Keep in mind, the siesta is not the only option to doing this caffeine nap thing. The first way I tried this was to pre-brew a cup the night before and put it by my bed. I set my alarm for twenty minutes earlier than normal for the next morning. When that little bell jingled, I said some choice words as I do every morning, and sucked down that cup of room-temp java. Yuck! But I did it without taking a breath, then reset my alarm for my regular time, and crawled back under the covers. I couldn’t find the snooze-groove I'd been in, but it was okay. When I reemerged twenty minutes later, I was not quite as dopey and slow as I usually am. In fact, I was almost alive. The results were not incredible or even profound enough to make it a habit of waking to a cup of hours-old coffee.
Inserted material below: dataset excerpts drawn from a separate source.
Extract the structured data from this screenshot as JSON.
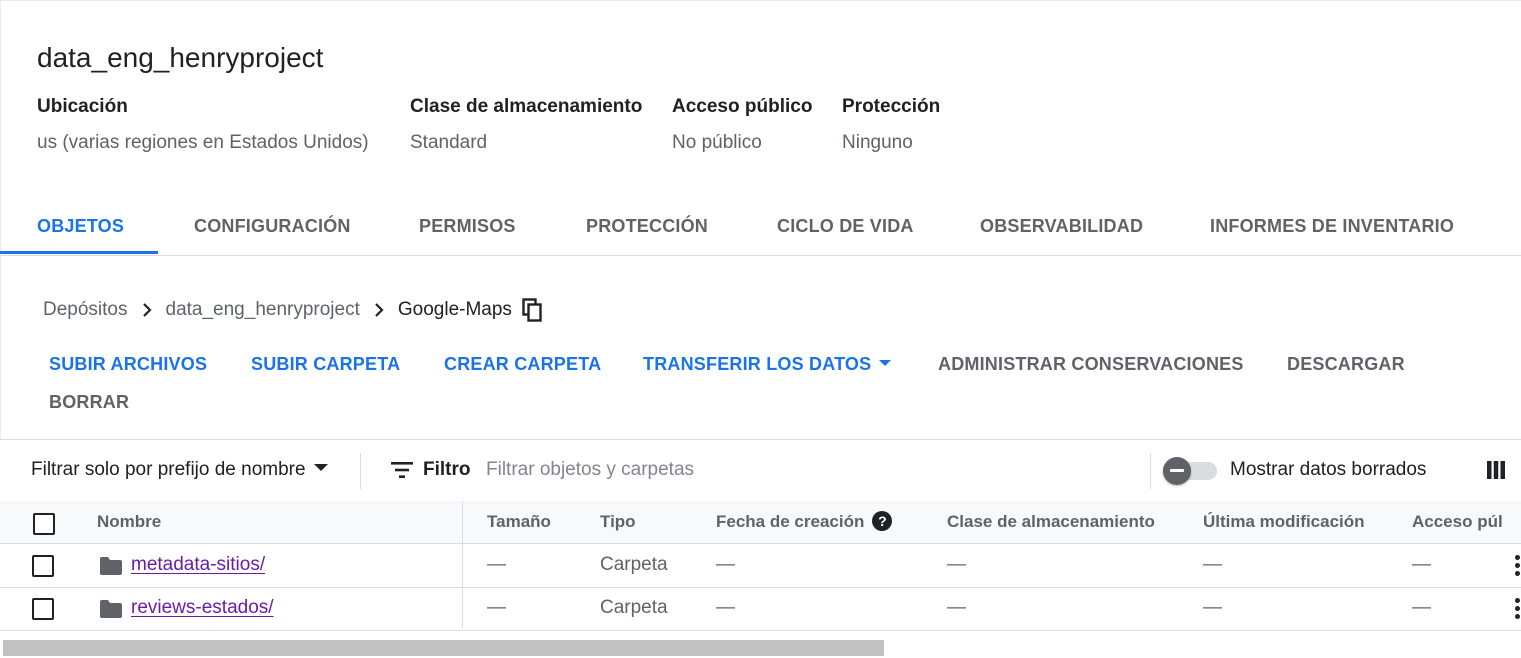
{
  "bucket": {
    "name": "data_eng_henryproject",
    "meta": [
      {
        "label": "Ubicación",
        "value": "us (varias regiones en Estados Unidos)"
      },
      {
        "label": "Clase de almacenamiento",
        "value": "Standard"
      },
      {
        "label": "Acceso público",
        "value": "No público"
      },
      {
        "label": "Protección",
        "value": "Ninguno"
      }
    ]
  },
  "tabs": [
    {
      "label": "OBJETOS",
      "active": true
    },
    {
      "label": "CONFIGURACIÓN"
    },
    {
      "label": "PERMISOS"
    },
    {
      "label": "PROTECCIÓN"
    },
    {
      "label": "CICLO DE VIDA"
    },
    {
      "label": "OBSERVABILIDAD"
    },
    {
      "label": "INFORMES DE INVENTARIO"
    }
  ],
  "breadcrumb": {
    "items": [
      "Depósitos",
      "data_eng_henryproject",
      "Google-Maps"
    ],
    "separator_icon": "chevron-right-icon",
    "copy_icon": "copy-icon"
  },
  "actions": {
    "upload_files": "SUBIR ARCHIVOS",
    "upload_folder": "SUBIR CARPETA",
    "create_folder": "CREAR CARPETA",
    "transfer_data": "TRANSFERIR LOS DATOS",
    "manage_holds": "ADMINISTRAR CONSERVACIONES",
    "download": "DESCARGAR",
    "delete": "BORRAR"
  },
  "filter": {
    "prefix_dropdown": "Filtrar solo por prefijo de nombre",
    "filter_label": "Filtro",
    "placeholder": "Filtrar objetos y carpetas",
    "show_deleted_label": "Mostrar datos borrados",
    "show_deleted_on": false
  },
  "table": {
    "headers": {
      "name": "Nombre",
      "size": "Tamaño",
      "type": "Tipo",
      "created": "Fecha de creación",
      "storage_class": "Clase de almacenamiento",
      "modified": "Última modificación",
      "public_access": "Acceso púl"
    },
    "rows": [
      {
        "name": "metadata-sitios/",
        "size": "—",
        "type": "Carpeta",
        "created": "—",
        "storage_class": "—",
        "modified": "—",
        "public_access": "—"
      },
      {
        "name": "reviews-estados/",
        "size": "—",
        "type": "Carpeta",
        "created": "—",
        "storage_class": "—",
        "modified": "—",
        "public_access": "—"
      }
    ]
  },
  "colors": {
    "accent": "#1a73e8",
    "visited_link": "#681da8",
    "muted_text": "#5f6368",
    "divider": "#dadce0"
  }
}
The afternoon 3 o’clock crash option was more successful. I'd petered out after my mid-morning “I’m-fixing-to-die” workout (ah, the perks of working from home!), so I decided it was time for a little treat. For my experiment, an awesome glass of cold-brew coffee was in order — no cream, sugar or flavoring because I’m an ADULT! Anyway, I enjoyed my coffee and then crashed for what ended up a good but twitchy, 20-minute snooze. This time, I awoke feeling pumped, revitalized, and ready to tackle the rest of the day. And then the evening, too. It worked! I was also much more alert and focused, so the writing productivity increased big-time. Next time, I will schedule this BEFORE my “I’m- fixing-to-die” workout rather than using a pre-workout drink. I believe it will work better and without added jitters.
Here it is—my take on the caffeine nap. It's an experiment that I'll be tweaking to get the best possible effect. And I'll let you know here how it goes.